The first is that baseball is already very popular in many Latin American cultures, a fact on which MLB would love to capitalize. Jayhawk notes that baseball may be even more popular in Mexico and similar countries than it is in the U.S., with those cultures never seeming to have undergone the decrease in interest in the sport that United States culture has.
Mexico in particular, says the New York Times, has “one of the world’s richest baseball traditions,” and its well-funded leagues have produced some of the greatest MLB players of all time.
The same New York Times article, however, also asserts that soccer broadcasts are overtaking broadcasts of baseball in the Mexican media, leaving some obvious shoes for the MLB to fill should they push into Mexico.
“We are really interested in Mexico,” MLB commissioner Rob Manfred told the Hollywood Reporter. “It’s a huge broadcast market.
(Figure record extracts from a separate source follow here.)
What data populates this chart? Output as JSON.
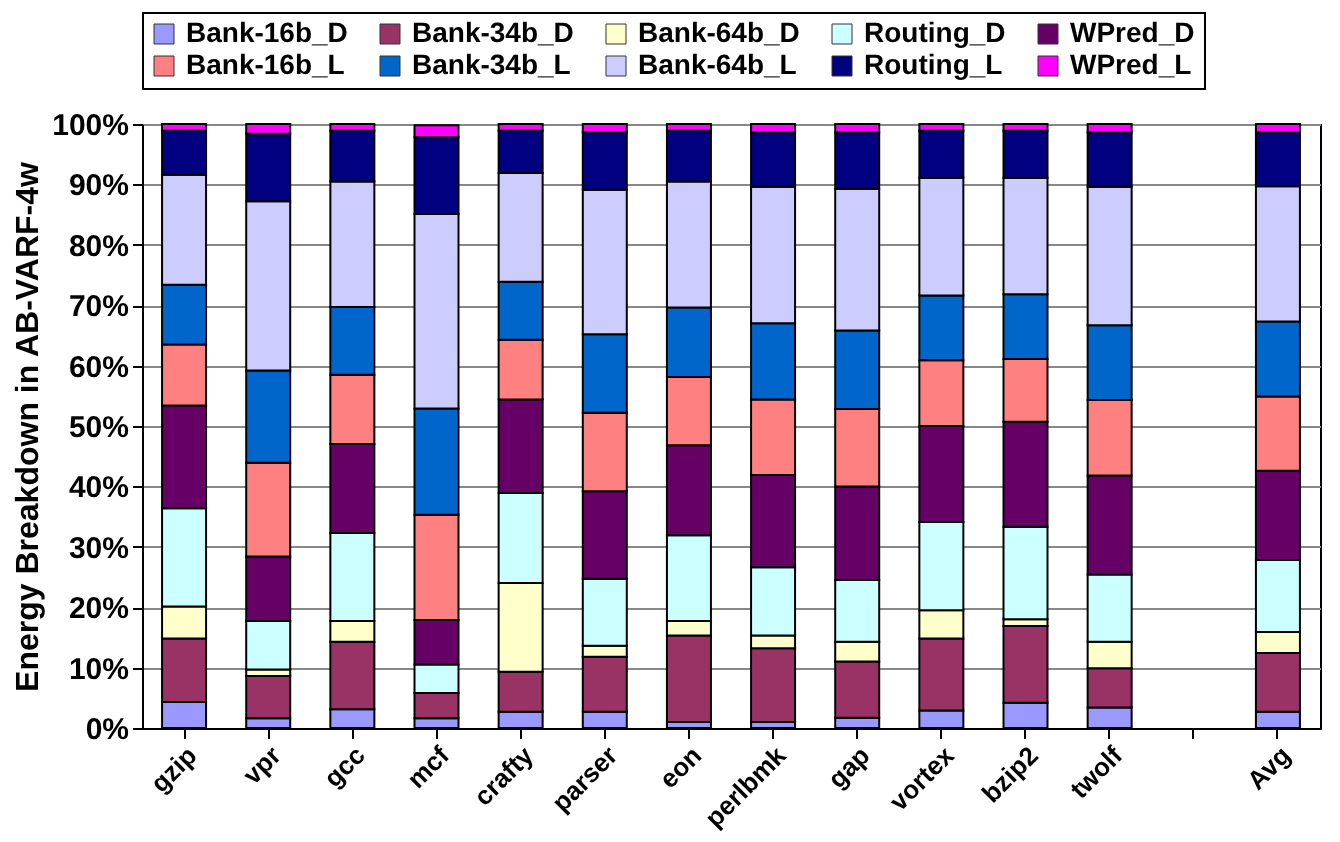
{
  "chart_data": {
    "type": "bar",
    "stacked": true,
    "ylabel": "Energy Breakdown in AB-VARF-4w",
    "categories": [
      "gzip",
      "vpr",
      "gcc",
      "mcf",
      "crafty",
      "parser",
      "eon",
      "perlbmk",
      "gap",
      "vortex",
      "bzip2",
      "twolf",
      null,
      "Avg"
    ],
    "series": [
      {
        "name": "Bank-16b_D",
        "color": "#9999ff",
        "values": [
          4.3,
          1.6,
          3.1,
          1.6,
          2.7,
          2.7,
          1.0,
          1.0,
          1.7,
          2.9,
          4.2,
          3.4,
          null,
          2.7
        ]
      },
      {
        "name": "Bank-34b_D",
        "color": "#993366",
        "values": [
          10.5,
          7.0,
          11.2,
          4.2,
          6.6,
          9.1,
          14.3,
          12.2,
          9.3,
          11.9,
          12.7,
          6.5,
          null,
          9.7
        ]
      },
      {
        "name": "Bank-64b_D",
        "color": "#ffffcc",
        "values": [
          5.3,
          1.1,
          3.4,
          null,
          14.7,
          1.8,
          2.4,
          2.1,
          3.3,
          4.7,
          1.1,
          4.4,
          null,
          3.5
        ]
      },
      {
        "name": "Routing_D",
        "color": "#ccffff",
        "values": [
          16.3,
          8.0,
          14.6,
          4.7,
          14.9,
          11.1,
          14.2,
          11.3,
          10.2,
          14.6,
          15.3,
          11.1,
          null,
          11.9
        ]
      },
      {
        "name": "WPred_D",
        "color": "#660066",
        "values": [
          17.0,
          10.7,
          14.7,
          7.4,
          15.5,
          14.5,
          14.9,
          15.3,
          15.5,
          15.9,
          17.4,
          16.4,
          null,
          14.8
        ]
      },
      {
        "name": "Bank-16b_L",
        "color": "#ff8080",
        "values": [
          10.1,
          15.5,
          11.5,
          17.4,
          9.9,
          13.0,
          11.3,
          12.5,
          12.8,
          10.9,
          10.4,
          12.5,
          null,
          12.3
        ]
      },
      {
        "name": "Bank-34b_L",
        "color": "#0066cc",
        "values": [
          9.9,
          15.3,
          11.2,
          17.6,
          9.6,
          13.0,
          11.5,
          12.6,
          13.0,
          10.7,
          10.7,
          12.4,
          null,
          12.4
        ]
      },
      {
        "name": "Bank-64b_L",
        "color": "#ccccff",
        "values": [
          18.2,
          28.0,
          20.8,
          32.2,
          18.0,
          23.9,
          20.9,
          22.6,
          23.5,
          19.5,
          19.3,
          22.9,
          null,
          22.4
        ]
      },
      {
        "name": "Routing_L",
        "color": "#000080",
        "values": [
          7.3,
          11.2,
          8.4,
          12.7,
          7.0,
          9.5,
          8.4,
          9.0,
          9.3,
          7.8,
          7.8,
          9.0,
          null,
          8.9
        ]
      },
      {
        "name": "WPred_L",
        "color": "#ff00ff",
        "values": [
          1.1,
          1.6,
          1.1,
          2.0,
          1.1,
          1.4,
          1.1,
          1.4,
          1.4,
          1.1,
          1.1,
          1.4,
          null,
          1.4
        ]
      }
    ],
    "ylim": [
      0,
      100
    ],
    "yticks": [
      {
        "value": 0,
        "label": "0%"
      },
      {
        "value": 10,
        "label": "10%"
      },
      {
        "value": 20,
        "label": "20%"
      },
      {
        "value": 30,
        "label": "30%"
      },
      {
        "value": 40,
        "label": "40%"
      },
      {
        "value": 50,
        "label": "50%"
      },
      {
        "value": 60,
        "label": "60%"
      },
      {
        "value": 70,
        "label": "70%"
      },
      {
        "value": 80,
        "label": "80%"
      },
      {
        "value": 90,
        "label": "90%"
      },
      {
        "value": 100,
        "label": "100%"
      }
    ],
    "grid": "y",
    "legend": "top"
  }
}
If we can find the right location, it is possible to support a team in Mexico economically.”
In addition to being vast untapped reservoirs of potential MLB fans, Mexico and Latin America are surely full of talent to bring to the MLB. Already, Manfred says, the MLB gets a lot of talented players from those regions — over 25 percent of MLB’s starting lineups are made up of players born outside the U.S., according to the MLB itself, and the vast majority of them are from Latin America.
The presence of MLB teams, as well as the training camps and recruiters that come with them, would enable the league to find even more of Mexico and Latin America’s baseball talent. Manfred has said that the MLB has been having trouble as of late finding enough players to recruit due to a lessening interest in baseball among the nation’s youth, and so the huge shot in the arm the MLB’s recruitment numbers would receive by expanding into Mexico or a similar country would be valuable.
The fans and players the MLB could gain by adopting Mexico or similar countries would indeed be a huge benefit to expansion, but how will it effect the fan landscape in the MLB’s homeland?
Manfred points out that it will drastically increase MLB viewership among Latino Americans, a quickly growing demographic. Pew Research says that Hispanics have made up a key portion of the U.S.’s population growth during the 21st century, and the number of Hispanic Americans has grown more than sixfold since 1970.
“A team in Mexico and a larger number of Mexican players in the big leagues could really help us continue to grow the Hispanic market in the United States,” Manfred told Forbes.
One can already see the MLB beginning to embrace its huge Latin American constituency more fully. Just recently, the league made it a requirement for all MLB teams to have a full-time Spanish-to-English translator on staff, it announced the opening of an office in Mexico City, and it began to televise MLB games on Mexico’s Televisa TV network. It even started to hold MLB exhibition games in Mexico.
Chris Park, MLB’s Senior VP of Growth, Strategy and International, revealed that the skirmishes were just the beginning of the MLB’s Mexican conquest.
“This is the first time in over a decade that we have played games in Mexico City. Hopefully, this is just the first taste of being a regular presence in Mexico City and across the country.”
The first stages of MLB’s Mexico expansion may be upon us already, but there is certainly a long way to go, and Manfred reminds MLB fans that it might take a while.